Editorial: Administrators of the new city will have a lot to do

This month’s global climate change summit in Glasgow, billed as “the planet’s last and best hope,” has passed. It’s safe to say that most Americans probably didn’t pay much attention to what it covered or what was decided, even though the issue it addressed unites us all, everywhere.

Now we are all aware that climate change is upon us. It is here and now and even the most conservative scientific forecasts indicate that sea levels continue to rise, severe heat waves are more frequent, and storms are increasingly fierce.

It’s unclear how the rising waters in the Long Island Strait and Peconic Bay Estuary will affect waterfront homes, businesses like marinas, and local roads.

But there will certainly be an impact, and on the North Fork – that bony, arthritic finger sticking out into the Atlantic Ocean – it will be substantial. The Sound and the bay are too close to each other in several places for it not to be.

One question is how long it will take for simple “routine” storms – not hurricanes or hurricanes that strike just at high tide – to wash our roads and threaten waterfront properties to the point where homes have to be moved. , or the owners say they can’t rebuild, and the roads have to be increased at great expense.

Hardening the waterfront to protect properties and continuing to move large amounts of sand to restore and maintain our beaches are costly solutions. These measurements are also like putting a patch on an old tire. They may help in the short term, but after that who knows?

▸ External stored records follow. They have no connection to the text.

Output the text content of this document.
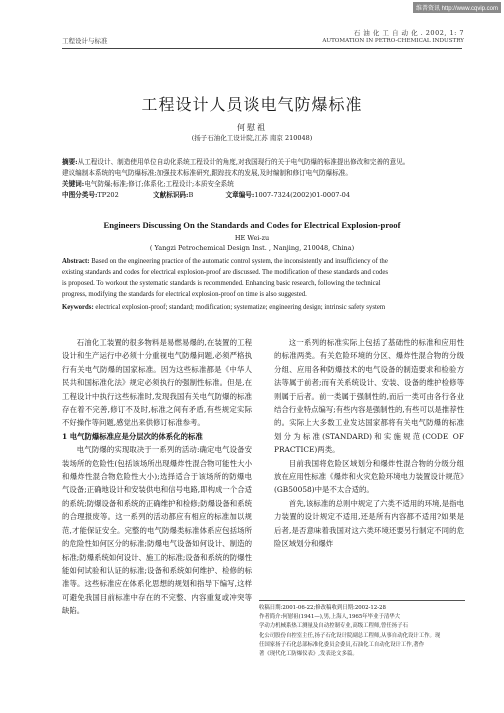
维普资讯 http://www.cqvip.com
工程设计与标准
石 油 化 工 自 动 化 . 2002, 1: 7
AUTOMATION IN PETRO-CHEMICAL INDUSTRY
工程设计人员谈电气防爆标准
何慰祖
(扬子石油化工设计院,江苏 南京 210048)
摘要:从工程设计、制造使用单位自动化系统工程设计的角度,对我国现行的关于电气防爆的标准提出修改和完善的意见。
建议编制本系统的电气防爆标准;加强技术标准研究,跟踪技术的发展,及时编制和修订电气防爆标准。
关键词:电气防爆;标准;修订;体系化;工程设计;本质安全系统
中图分类号:TP202	文献标识码:B	文章编号:1007-7324(2002)01-0007-04
Engineers Discussing On the Standards and Codes for Electrical Explosion-proof
HE Wei-zu
( Yangzi Petrochemical Design Inst. , Nanjing, 210048, China)
Abstract: Based on the engineering practice of the automatic control system, the inconsistently and insufficiency of the
existing standards and codes for electrical explosion-proof are discussed. The modification of these standards and codes
is proposed. To workout the systematic standards is recommended. Enhancing basic research, following the technical
progress, modifying the standards for electrical explosion-proof on time is also suggested.
Keywords: electrical explosion-proof; standard; modification; systematize; engineering design; intrinsic safety system

石油化工装置的很多物料是易燃易爆的,在装置的工程设计和生产运行中必须十分重视电气防爆问题,必须严格执行有关电气防爆的国家标准。因为这些标准都是《中华人民共和国标准化法》规定必须执行的强制性标准。但是,在工程设计中执行这些标准时,发现我国有关电气防爆的标准存在着不完善,修订不及时,标准之间有矛盾,有些规定实际不好操作等问题,感觉出来供修订标准参考。

1 电气防爆标准应是分层次的体系化的标准

电气防爆的实现取决于一系列的活动:确定电气设备安装场所的危险性(包括该场所出现爆炸性混合物可能性大小和爆炸性混合物危险性大小);选择适合于该场所的防爆电气设备;正确地设计和安装供电和信号电路,即构成一个合适的系统;防爆设备和系统的正确维护和检修;防爆设备和系统的合理报废等。这一系列的活动都应有相应的标准加以规范,才能保证安全。完整的电气防爆类标准体系应包括场所的危险性如何区分的标准;防爆电气设备如何设计、制造的标准;防爆系统如何设计、施工的标准;设备和系统的防爆性能如何试验和认证的标准;设备和系统如何维护、检修的标准等。这些标准应在体系化思想的规划和指导下编写,这样可避免我国目前标准中存在的不完整、内容重复或冲突等缺陷。

这一系列的标准实际上包括了基础性的标准和应用性的标准两类。有关危险环境的分区、爆炸性混合物的分级分组、应用各种防爆技术的电气设备的制造要求和检验方法等属于前者;而有关系统设计、安装、设备的维护检修等则属于后者。前一类属于强制性的,而后一类可由各行各业结合行业特点编写;有些内容是强制性的,有些可以是推荐性的。实际上大多数工业发达国家都将有关电气防爆的标准划分为标准(STANDARD)和实施规范(CODE OF PRACTICE)两类。

目前我国将危险区域划分和爆炸性混合物的分级分组放在应用性标准《爆炸和火灾危险环境电力装置设计规范》(GB50058)中是不太合适的。

首先,该标准的总则中规定了六类不适用的环境,是指电力装置的设计规定不适用,还是所有内容都不适用?如果是后者,是否意味着我国对这六类环境还要另行制定不同的危险区域划分和爆炸

收稿日期:2001-06-22;修改稿收到日期:2002-12-28

作者简介:何慰祖(1941—),男,上海人,1965年毕业于清华大

学动力机械系热工测量及自动控制专业,高级工程师,曾任扬子石

化公司股份自控室主任,扬子石化设计院副总工程师,从事自动化设计工作。现

任国家扬子石化总部标准化委员会委员,石油化工自动化设计工作,著作

著《现代化工防爆仪表》,发表论文多篇。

We are saying all this for the simple reason that three new people will soon take their places on the Board of Directors. They are Eric Sepenoski, Elizabeth Peeples and Liz Gillooly. They replace two longtime trustees, John Bredemeyer and Mike Domino. The third administrator, Greg Williams, whose term will expire, unsuccessfully ran for city council.

So we will have a new group of administrators at an auspicious time in Southold Town’s history. With its tasks focused on monitoring our evolving waterfront, this council will immediately become the most important in its long history. He should contact equivalent boards on South Fork to share knowledge and monitor impacts there. Perhaps a “super tip” encompassing the five East End cities would help with data sharing.

We have said several times in this space that the big three for Southold Town are the preservation of farmland, the health of our salt creeks and the preservation of the Peconic Bay estuary. With every development proposal that lands at Town Hall, these concerns must be paramount. The current city council, under the leadership of Scott Russell, has also focused heavily on these areas. So we’re in a better position within municipal government to tackle the big issues that lie ahead because of this.

As for the climate summit in Scotland, consider the top priority to be limiting the rise in global temperatures to 2.7 degrees Fahrenheit above pre-industrial levels. Beyond that, water shortages, crop damage, forest fires, fierce storms and deadly heat waves will force tens of millions of refugees to flee their homes. Where will they go?

With that figure as a benchmark, the summit noted that global temperatures have already warmed by 1.8 degrees Fahrenheit, leading to massive ice melting in places like Greenland.

Here’s what the National Oceanic and Atmospheric Administration says: In 2014, global sea level was 2.6 inches above the 1993 average. That was almost eight years ago. This number is higher now, and we see it whenever the moon is full and the tides are higher.

The new administrators, working with a realigned city council, have their work cut out for them in terms of the code changes expected to be made in the years to come and how the city will react when new funds start to complain that the area in front of them. house took away – and ask who will pay to fix it.